Being a huge travel nerd, I’m in love with shoulder season travel. I’m talking heart going pitter-patter, light-headed, happy just at the thought of it, in love.
What is shoulder season? Shoulder season is not off season or low season. Shoulder season falls between high season (Christmas and New Year in most of the world) and low or off season.
What are the best parts of traveling shoulder season?
it’s cheaper than high season, and you have better luck negotiating prices
crowds are thinner
prices are lower than high season
attractions and restaurants are still open
weather is usually good (though you usually run a higher risk of bad weather than high season)
lots of daylight hours
locals can be more relaxed and friendly, as the influx of tourists has eased
Shoulder season offers some pretty good discounts over high season travel. You can pay two or three times the price of shoulder season if you travel in high peak times like Christmas or spring break.
Most of the time, Charles and I have been able to negotiate low season prices if we travel during shoulder season. This works especially well in years that tourist numbers are down.
The timing of shoulder season varies, depending on your destination, and what activities you’re doing. For Caribbean and tropical destinations, shoulder season usually runs July, August and November.
Shoulder Season in Thailand
During our three months in Thailand, we traveled over shoulder season, from February to April. Monsoons start to roll in around May, cutting snorkeling time short.
A little bit later, some friends asked us for advice on when to travel to Thailand.

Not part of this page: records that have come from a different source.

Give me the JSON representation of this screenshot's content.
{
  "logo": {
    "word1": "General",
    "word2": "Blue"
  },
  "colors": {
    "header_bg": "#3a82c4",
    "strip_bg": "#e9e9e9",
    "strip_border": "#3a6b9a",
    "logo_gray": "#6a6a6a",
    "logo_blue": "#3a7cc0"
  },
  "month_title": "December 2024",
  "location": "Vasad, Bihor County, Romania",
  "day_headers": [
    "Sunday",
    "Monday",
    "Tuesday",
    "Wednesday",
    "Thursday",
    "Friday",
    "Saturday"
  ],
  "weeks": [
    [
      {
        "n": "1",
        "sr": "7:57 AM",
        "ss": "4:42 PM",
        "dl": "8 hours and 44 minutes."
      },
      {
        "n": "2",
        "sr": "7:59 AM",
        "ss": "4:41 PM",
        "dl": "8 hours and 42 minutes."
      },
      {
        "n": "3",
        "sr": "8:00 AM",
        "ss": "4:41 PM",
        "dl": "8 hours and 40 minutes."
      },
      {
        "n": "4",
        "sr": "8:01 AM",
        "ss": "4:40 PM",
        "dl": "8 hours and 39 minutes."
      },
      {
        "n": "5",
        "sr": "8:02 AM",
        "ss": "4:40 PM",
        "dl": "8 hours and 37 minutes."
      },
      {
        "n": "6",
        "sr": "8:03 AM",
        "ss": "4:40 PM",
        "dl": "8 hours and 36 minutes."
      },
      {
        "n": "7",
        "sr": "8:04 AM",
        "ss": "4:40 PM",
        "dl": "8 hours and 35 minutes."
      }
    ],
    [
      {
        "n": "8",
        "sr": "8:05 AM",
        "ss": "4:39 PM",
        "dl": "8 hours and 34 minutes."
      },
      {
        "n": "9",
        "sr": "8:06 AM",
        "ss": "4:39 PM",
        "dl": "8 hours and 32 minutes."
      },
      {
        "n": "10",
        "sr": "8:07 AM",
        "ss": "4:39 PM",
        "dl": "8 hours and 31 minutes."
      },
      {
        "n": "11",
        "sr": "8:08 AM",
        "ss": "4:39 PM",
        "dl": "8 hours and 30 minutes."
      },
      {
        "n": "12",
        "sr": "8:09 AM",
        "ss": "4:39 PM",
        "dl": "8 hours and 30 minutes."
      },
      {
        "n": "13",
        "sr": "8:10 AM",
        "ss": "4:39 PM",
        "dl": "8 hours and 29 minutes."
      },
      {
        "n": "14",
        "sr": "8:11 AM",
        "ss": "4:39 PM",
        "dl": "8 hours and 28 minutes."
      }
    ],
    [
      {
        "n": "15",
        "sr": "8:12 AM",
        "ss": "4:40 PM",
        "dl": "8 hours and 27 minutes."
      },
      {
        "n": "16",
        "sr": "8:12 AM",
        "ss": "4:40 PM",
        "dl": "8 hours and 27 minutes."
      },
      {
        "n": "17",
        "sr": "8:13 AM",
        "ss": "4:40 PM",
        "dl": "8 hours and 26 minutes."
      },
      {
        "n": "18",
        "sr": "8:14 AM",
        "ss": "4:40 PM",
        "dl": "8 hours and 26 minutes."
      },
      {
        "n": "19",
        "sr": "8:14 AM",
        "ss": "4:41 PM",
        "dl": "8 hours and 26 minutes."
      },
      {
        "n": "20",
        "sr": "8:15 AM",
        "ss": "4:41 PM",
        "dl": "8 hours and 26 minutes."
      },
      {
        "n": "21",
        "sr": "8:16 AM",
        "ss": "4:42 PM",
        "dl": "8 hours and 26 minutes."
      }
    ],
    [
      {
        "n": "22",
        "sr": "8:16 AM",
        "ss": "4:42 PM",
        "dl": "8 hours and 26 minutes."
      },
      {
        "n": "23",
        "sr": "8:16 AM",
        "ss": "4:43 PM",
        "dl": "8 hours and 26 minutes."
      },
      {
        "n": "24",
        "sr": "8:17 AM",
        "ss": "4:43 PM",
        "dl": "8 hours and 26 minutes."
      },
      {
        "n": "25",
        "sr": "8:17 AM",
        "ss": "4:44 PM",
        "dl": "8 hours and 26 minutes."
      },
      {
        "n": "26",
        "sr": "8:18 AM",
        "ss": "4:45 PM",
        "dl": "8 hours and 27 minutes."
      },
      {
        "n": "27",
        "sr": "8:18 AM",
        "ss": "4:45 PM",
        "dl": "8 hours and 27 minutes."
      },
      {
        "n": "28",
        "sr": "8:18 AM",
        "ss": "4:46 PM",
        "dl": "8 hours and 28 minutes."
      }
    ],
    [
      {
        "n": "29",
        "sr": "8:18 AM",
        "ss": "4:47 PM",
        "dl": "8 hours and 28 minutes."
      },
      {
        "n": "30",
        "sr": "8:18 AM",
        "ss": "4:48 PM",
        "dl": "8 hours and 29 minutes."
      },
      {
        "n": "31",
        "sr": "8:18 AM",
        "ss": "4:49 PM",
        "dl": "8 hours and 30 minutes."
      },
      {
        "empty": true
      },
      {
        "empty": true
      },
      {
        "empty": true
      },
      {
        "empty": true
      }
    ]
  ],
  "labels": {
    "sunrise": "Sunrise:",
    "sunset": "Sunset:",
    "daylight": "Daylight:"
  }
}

Since we love a good discount, and don’t love crowds, we told them to go during shoulder season, and avoid Christmas and New Years. But did they listen? No, of course not. Human nature being what it is, they visited around Christmas. And they paid for it, not only in expensive hotel rooms and crowds, but overall, by not having a great experience.
Shoulder Season Around the World
May and September
Gentler waves, fewer crowds, and lower resort rates.
Flowers are starting to bloom, and the cold winter mist is disappearing.
Carnival is done, and hotel prices drop like a stone.
Playa del Carmen and the Mexican Riviera
April and November to Mid-December
Hurricane season is nowhere in sight. In spring, prices drop after Easter and spring break are long gone. We visited Playa during November and December, when prices were still low and the weather warm enough. By the time we left in January, high season was picking up, the weather was getting a little cool for dips in the pool, and we couldn’t find a two bedroom condo for under $2500/month (we were paid $1,200 a month in November).
Visit Uluru (Ayer’s Rock) around now to avoid passing out from the heat. We visited Uluru in the heat of summer, and must have consumed a few liters of water a day just to prevent passing out from dehydration.
September and October
You’ll beat the searing heat a bit, and camel-racing season has started (and honestly, who doesn’t love a good camel race?).
Banff Lake Louise and the Canadian Rockies
April and October
You can still catch some skiing at some of Canada’s great ski resorts, but the weather’s nice enough to walk around with only a light jacket in the Banff townsite.
Vancouver Island, Canada
It’s cool enough for a jacket, and you’ll probably have to put up with a constant light drizzle, but room prices are half of high season, and the wineries are more than happy to let you enjoy wine tastings at your leisure.
Make sure you visit before Christmas, when New Zealand suffers from the holy trinity of travel craziness: kids out of school on summer holidays, the best summer weather, and folks taking their yearly vacations from work. Before we perfected shoulder season travel, we traveled to New Zealand in December. We spent our entire month in New Zealand struggling to find an available hostel room or campsite.